Pensava já ter cuidado de tudo o que fosse possível. Tudo feito, meio que na correria. Porém, havia razão de ser para todo aquele frenesi incansável. Hugo pela noite, até o amanhecer.

— Vê se você se apressa e faz isso logo. É sempre assim, toda vez você fica por último. Só uma paulada resolve o seu problema.

— Cedo demais, violência demais. Isso faz mal sabia? No entanto, toda vez você vê que fica tudo pronto. Tem alguém reclamando, tem alguém criando caso? Não, só você.

Ficou olhando para aquela cara cínica, sem dizer palavra.

— Estou zelando pela sua integridade física, seu rato-de-esgoto.
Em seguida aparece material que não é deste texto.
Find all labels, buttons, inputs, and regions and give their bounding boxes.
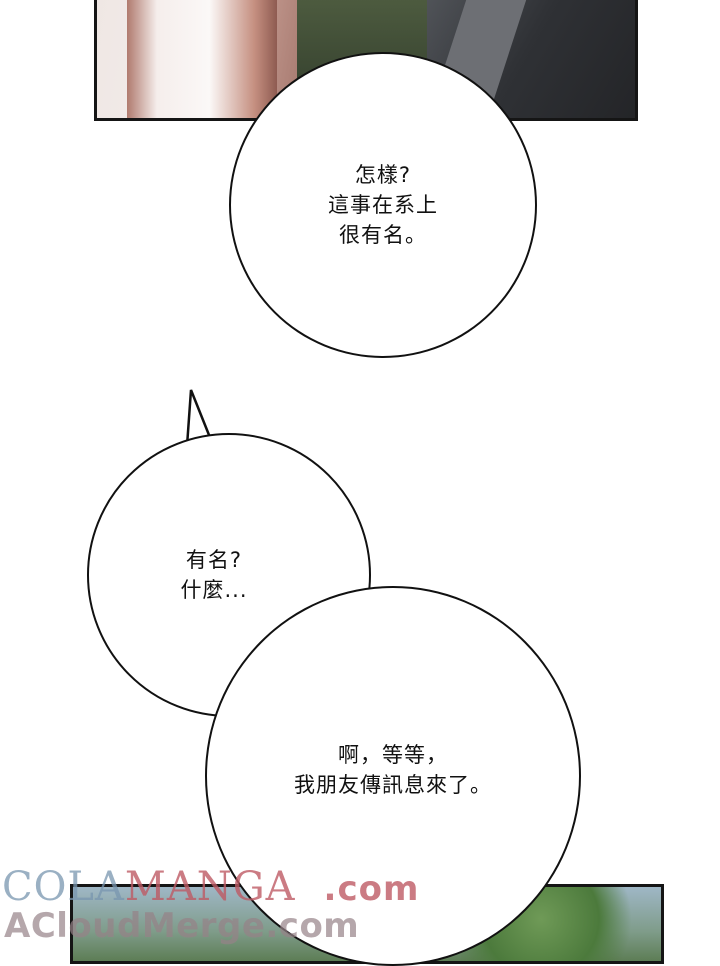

— Ah, sem ofensa, tá legal. Não se preocupe, eu estou íntegro, sadio e limpo. Sujeira é aquilo que você vê depois.

Deu as costas ao rato-de-esgoto e foi embora sozinha. Berenice o acompanhava já havia um bom tempo. Na realidade, não acreditava que o rato do seu irmão fosse capaz de cuidar de si. Ainda que fosse bem crescido. Adulto, na verdade.

Hugo von Hamelin und Weser, em homenagem a outros idos, este era o nome da figuraça. Não era preguiçoso, só meio desajeitado e a disciplina passou longe. Daí as reclamações de Berenice, pois sabia que um dia, tudo poderia dar errado.

Os raios de sol por entre as nuvens avisavam que aquele turno estava no fim. Ponto para Berenice que já tinha ido embora. Mas, não para Hugo. Apreciava o frescor da manhã, o dia clareando, tanto quanto o friozinho na barriga.

Bastou um ligeiro clarear para saber que não estava mais sozinho. Tinha uns caras acordando àquela hora. Só esperava que não representassem maior perigo. Afinal, não costumava se preocupar com estes aí. Muito menos o monte de pequeninos saltitantes que apareciam logo a seguir.

Não tanto pela presença deles, pois sequer representavam grande coisa, não faziam propriamente concorrência. Hugo não era nenhum tolo perdido nas ruas. Perambulava pela noite empurrado pela necessidade.

As preocupações começavam por parte daqueles que poderiam vir atrás dos primeiros.

Isto, sim, se mostrava bem mais perigoso. Bastava amanhecer o dia e uns e outros possuíam o hábito de colocar seus animais para a rua. Estes, sim, aumentavam o risco de circular nas ruas. A ponto de expulsar todo mundo.

Já não havia segurança para pombos, demais passarinhos, todos catadores de grãos e sementes no chão. Muito menos para Hugo ou sua irmã Berenice. Ela que passava a ter razão quando o chamava de rato-de-esgoto. Aliás, os dois, além de milhares de outros escondidos nos subterrâneos da cidade.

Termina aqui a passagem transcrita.